Menurut Aldion, kesiapan lawan dalam melakukan penyesuaian membuat timnya sulit bermain sesuai karakter.
“Mereka datang dengan persiapan yang sangat baik. Banyak adjustment yang mereka lakukan. Kami juga menghadapi beberapa faktor lain, termasuk kondisi pemain, jadi cukup banyak hal yang memengaruhi pertandingan hari ini,” katanya.
Ia berharap kekalahan di final menjadi bekal berharga bagi para pemain untuk menghadapi kompetisi berikutnya.
“Pelajaran terbesar hari ini adalah soal mental.
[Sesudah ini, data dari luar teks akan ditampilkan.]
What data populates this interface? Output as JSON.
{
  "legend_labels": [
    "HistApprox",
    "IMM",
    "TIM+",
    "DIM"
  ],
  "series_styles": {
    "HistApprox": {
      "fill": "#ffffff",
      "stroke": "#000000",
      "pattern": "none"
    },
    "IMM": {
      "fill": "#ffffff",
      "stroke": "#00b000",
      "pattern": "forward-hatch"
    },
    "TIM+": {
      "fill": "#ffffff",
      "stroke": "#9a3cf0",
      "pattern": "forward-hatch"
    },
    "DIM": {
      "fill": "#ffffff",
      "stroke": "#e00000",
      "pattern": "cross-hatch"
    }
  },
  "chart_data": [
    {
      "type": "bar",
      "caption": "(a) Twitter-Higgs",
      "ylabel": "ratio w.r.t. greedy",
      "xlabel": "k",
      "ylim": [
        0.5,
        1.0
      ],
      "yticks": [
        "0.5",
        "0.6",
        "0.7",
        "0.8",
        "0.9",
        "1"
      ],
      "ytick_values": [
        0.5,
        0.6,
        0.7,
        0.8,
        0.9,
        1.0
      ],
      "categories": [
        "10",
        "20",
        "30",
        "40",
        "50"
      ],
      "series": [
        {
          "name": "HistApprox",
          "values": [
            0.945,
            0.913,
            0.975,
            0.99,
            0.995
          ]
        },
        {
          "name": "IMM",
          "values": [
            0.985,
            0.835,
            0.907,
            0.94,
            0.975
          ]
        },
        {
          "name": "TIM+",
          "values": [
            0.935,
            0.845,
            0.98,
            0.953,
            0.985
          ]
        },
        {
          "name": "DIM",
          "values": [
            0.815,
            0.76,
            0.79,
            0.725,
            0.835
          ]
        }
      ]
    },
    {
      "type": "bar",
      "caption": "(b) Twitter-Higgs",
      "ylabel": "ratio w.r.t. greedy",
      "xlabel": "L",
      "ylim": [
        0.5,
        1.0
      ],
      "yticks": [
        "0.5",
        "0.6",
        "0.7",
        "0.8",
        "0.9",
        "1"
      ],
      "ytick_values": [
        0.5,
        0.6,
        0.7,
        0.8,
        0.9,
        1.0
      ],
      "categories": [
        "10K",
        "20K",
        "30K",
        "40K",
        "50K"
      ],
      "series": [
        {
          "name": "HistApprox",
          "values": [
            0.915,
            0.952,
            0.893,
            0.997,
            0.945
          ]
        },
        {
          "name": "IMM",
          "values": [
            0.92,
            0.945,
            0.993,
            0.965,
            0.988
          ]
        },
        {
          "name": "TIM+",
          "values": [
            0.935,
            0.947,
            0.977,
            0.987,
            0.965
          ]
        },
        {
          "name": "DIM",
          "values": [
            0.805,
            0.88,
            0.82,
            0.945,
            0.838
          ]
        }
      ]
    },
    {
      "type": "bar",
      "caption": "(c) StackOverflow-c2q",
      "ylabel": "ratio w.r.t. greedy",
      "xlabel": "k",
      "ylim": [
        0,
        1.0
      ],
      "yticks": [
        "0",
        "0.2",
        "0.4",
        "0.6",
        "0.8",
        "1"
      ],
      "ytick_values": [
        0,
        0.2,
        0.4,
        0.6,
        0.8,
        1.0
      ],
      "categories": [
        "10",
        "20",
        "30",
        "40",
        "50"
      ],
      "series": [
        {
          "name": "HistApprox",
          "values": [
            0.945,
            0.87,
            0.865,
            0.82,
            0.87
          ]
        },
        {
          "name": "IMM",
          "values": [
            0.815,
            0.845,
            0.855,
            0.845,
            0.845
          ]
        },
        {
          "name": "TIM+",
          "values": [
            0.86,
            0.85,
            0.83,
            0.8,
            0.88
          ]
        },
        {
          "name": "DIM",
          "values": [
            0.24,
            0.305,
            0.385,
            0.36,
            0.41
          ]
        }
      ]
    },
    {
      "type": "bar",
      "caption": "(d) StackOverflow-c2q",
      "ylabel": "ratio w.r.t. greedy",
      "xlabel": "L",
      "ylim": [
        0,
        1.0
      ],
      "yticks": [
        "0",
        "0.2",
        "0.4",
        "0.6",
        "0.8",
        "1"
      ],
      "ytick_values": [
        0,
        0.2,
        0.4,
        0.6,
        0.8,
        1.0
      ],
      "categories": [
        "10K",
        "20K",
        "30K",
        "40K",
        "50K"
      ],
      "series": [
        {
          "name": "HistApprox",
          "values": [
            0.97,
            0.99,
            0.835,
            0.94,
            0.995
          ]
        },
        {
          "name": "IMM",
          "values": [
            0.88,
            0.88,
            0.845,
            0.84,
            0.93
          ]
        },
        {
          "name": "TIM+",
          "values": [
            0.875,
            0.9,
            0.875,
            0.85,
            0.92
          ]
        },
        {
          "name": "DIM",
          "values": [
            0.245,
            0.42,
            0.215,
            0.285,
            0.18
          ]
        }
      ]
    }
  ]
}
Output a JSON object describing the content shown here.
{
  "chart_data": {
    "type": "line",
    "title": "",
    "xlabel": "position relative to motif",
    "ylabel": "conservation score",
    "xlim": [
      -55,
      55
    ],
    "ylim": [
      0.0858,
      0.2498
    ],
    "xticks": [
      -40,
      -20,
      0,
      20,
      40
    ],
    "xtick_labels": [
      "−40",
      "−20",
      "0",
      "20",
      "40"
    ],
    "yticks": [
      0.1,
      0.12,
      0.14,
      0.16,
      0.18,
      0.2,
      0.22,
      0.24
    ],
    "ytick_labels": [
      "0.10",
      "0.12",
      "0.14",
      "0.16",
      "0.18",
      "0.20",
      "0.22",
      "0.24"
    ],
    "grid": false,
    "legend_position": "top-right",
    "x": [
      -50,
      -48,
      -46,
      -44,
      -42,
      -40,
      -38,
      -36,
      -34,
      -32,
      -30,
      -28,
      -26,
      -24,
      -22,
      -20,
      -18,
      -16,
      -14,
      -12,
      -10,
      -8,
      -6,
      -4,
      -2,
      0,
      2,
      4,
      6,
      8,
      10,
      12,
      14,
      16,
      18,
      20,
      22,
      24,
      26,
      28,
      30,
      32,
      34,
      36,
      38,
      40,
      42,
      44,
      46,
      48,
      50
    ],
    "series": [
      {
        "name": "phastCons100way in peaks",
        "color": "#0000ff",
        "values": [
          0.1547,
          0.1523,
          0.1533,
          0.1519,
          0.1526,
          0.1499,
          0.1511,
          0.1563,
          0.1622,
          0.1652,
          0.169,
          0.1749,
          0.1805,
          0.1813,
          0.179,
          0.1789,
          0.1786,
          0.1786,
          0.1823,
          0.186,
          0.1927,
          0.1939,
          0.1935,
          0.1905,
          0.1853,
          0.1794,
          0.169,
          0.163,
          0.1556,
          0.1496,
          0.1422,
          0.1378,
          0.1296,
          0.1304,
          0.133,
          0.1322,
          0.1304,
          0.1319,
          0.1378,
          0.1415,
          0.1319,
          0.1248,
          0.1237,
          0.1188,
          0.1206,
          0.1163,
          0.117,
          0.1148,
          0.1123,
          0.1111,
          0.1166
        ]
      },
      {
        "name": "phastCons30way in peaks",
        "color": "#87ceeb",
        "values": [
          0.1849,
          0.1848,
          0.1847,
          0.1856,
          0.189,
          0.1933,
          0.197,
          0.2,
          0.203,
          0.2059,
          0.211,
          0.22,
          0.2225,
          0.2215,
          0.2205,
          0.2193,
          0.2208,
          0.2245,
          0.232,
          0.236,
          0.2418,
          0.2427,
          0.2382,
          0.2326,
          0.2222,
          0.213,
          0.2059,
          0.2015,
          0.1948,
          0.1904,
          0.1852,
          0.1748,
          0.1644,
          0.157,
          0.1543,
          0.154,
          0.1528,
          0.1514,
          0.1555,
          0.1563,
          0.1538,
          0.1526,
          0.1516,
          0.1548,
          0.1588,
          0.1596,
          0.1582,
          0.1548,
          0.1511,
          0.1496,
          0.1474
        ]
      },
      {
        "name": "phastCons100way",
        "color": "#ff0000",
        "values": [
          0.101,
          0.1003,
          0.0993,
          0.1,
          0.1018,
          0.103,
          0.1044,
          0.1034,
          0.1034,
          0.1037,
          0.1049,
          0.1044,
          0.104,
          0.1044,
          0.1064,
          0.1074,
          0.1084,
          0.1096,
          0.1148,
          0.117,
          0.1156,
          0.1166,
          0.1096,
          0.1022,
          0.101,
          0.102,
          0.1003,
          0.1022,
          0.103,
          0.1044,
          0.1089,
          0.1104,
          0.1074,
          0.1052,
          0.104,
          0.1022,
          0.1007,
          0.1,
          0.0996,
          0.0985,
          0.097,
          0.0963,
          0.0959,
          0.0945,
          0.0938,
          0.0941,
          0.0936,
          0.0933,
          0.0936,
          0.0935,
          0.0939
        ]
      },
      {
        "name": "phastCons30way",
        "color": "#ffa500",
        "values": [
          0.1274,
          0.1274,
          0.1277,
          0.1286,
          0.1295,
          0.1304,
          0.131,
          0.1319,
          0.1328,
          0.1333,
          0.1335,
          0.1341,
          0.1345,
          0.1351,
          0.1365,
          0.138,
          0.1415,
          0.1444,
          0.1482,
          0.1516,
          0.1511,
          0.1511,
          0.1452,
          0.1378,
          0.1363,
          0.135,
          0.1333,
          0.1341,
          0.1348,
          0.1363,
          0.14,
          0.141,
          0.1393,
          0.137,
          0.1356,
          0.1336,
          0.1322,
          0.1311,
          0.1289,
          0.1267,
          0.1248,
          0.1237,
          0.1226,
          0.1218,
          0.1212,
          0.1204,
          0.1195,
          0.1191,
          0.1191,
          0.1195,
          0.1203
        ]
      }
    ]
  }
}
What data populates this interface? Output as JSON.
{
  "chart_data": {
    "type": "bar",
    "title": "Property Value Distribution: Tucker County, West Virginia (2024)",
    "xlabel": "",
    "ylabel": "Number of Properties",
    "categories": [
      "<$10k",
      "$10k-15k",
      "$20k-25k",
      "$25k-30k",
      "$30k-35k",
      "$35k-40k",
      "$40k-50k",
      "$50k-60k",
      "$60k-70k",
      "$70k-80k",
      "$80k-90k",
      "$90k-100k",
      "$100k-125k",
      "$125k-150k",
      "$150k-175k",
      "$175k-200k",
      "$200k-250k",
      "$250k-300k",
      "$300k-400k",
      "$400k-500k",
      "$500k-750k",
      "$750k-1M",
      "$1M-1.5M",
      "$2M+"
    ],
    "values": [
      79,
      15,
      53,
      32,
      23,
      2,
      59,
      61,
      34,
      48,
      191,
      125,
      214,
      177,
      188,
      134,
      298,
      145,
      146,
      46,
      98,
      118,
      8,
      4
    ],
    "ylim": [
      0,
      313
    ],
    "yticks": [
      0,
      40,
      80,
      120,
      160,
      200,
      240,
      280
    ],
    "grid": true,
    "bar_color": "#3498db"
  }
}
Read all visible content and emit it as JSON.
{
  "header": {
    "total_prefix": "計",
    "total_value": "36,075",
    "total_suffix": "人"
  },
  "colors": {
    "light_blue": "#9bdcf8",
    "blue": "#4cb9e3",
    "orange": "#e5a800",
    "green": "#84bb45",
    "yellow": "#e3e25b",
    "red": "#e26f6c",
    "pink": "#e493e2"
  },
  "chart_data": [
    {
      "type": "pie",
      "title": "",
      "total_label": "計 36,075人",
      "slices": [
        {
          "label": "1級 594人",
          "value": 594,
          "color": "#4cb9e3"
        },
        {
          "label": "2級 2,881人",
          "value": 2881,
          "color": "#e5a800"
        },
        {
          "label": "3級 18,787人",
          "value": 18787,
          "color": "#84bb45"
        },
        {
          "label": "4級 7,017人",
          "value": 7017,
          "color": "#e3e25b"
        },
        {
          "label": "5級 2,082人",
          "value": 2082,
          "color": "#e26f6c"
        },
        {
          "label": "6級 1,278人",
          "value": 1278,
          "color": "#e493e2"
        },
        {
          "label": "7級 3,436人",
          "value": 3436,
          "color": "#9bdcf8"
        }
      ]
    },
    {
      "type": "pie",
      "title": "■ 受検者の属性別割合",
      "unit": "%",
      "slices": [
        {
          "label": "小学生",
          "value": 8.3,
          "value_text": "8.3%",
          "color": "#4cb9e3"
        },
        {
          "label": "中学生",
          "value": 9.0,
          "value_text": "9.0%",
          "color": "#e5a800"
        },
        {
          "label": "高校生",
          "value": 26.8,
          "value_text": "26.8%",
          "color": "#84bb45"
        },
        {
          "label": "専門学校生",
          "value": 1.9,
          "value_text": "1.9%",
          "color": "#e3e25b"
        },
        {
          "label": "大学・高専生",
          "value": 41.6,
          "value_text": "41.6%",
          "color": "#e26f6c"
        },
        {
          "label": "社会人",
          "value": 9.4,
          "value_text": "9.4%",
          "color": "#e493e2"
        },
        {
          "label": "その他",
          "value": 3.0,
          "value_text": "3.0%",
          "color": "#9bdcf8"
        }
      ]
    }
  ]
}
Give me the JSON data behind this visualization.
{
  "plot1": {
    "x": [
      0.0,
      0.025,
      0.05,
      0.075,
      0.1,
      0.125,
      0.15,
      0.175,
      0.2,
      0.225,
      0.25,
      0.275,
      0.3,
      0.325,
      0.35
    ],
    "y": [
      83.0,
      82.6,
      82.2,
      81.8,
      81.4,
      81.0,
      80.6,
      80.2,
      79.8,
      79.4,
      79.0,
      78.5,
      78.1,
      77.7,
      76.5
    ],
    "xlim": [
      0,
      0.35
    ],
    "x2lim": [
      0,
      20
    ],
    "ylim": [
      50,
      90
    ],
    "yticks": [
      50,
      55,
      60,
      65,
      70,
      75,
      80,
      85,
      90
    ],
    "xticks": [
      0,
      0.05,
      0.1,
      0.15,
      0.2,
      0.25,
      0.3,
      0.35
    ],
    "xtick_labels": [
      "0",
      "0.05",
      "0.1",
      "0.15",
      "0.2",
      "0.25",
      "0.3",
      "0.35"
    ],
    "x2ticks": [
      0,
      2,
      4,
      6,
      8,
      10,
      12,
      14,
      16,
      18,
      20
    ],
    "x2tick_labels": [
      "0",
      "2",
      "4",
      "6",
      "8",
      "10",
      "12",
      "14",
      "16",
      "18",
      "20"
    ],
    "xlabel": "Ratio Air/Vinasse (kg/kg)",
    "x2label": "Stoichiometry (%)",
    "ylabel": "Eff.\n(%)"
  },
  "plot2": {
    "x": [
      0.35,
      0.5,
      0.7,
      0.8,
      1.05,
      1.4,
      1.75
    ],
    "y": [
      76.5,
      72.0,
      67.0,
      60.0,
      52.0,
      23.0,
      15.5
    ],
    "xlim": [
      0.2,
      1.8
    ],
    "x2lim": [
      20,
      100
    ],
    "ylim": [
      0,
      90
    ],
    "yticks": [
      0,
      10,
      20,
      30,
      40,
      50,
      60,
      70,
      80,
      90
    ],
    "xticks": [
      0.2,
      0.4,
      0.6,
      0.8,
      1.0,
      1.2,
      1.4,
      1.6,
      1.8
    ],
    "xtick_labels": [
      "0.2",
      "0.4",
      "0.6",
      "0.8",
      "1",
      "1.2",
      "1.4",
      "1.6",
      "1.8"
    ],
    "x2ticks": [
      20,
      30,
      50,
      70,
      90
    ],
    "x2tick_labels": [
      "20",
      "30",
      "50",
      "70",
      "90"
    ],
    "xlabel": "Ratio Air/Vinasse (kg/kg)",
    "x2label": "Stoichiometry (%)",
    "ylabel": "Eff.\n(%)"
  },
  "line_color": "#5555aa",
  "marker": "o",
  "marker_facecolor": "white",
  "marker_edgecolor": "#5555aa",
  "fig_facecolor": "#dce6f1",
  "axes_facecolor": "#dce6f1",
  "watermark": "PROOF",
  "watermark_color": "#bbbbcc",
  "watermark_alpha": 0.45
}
Anak-anak terlihat lebih grogi dari biasanya. Ke depan, mental bertanding dan daya saing mereka harus terus ditingkatkan agar lebih siap menghadapi pertandingan besar seperti ini,” tuturnya.
Sementara itu, pelatih Cendrawasih Bandung, Gian Gumilar, mengungkapkan keberhasilan timnya tidak lepas dari persiapan yang lebih matang dibanding musim sebelumnya.
“Yang pasti persiapan kami jauh lebih siap dibanding tahun lalu. Itu menjadi modal penting bagi anak-anak menghadapi pertandingan final,” ujarnya.
Menurut Gian, keputusan mengubah pola pertahanan menjadi salah satu momen penting yang membantu timnya mengamankan kemenangan.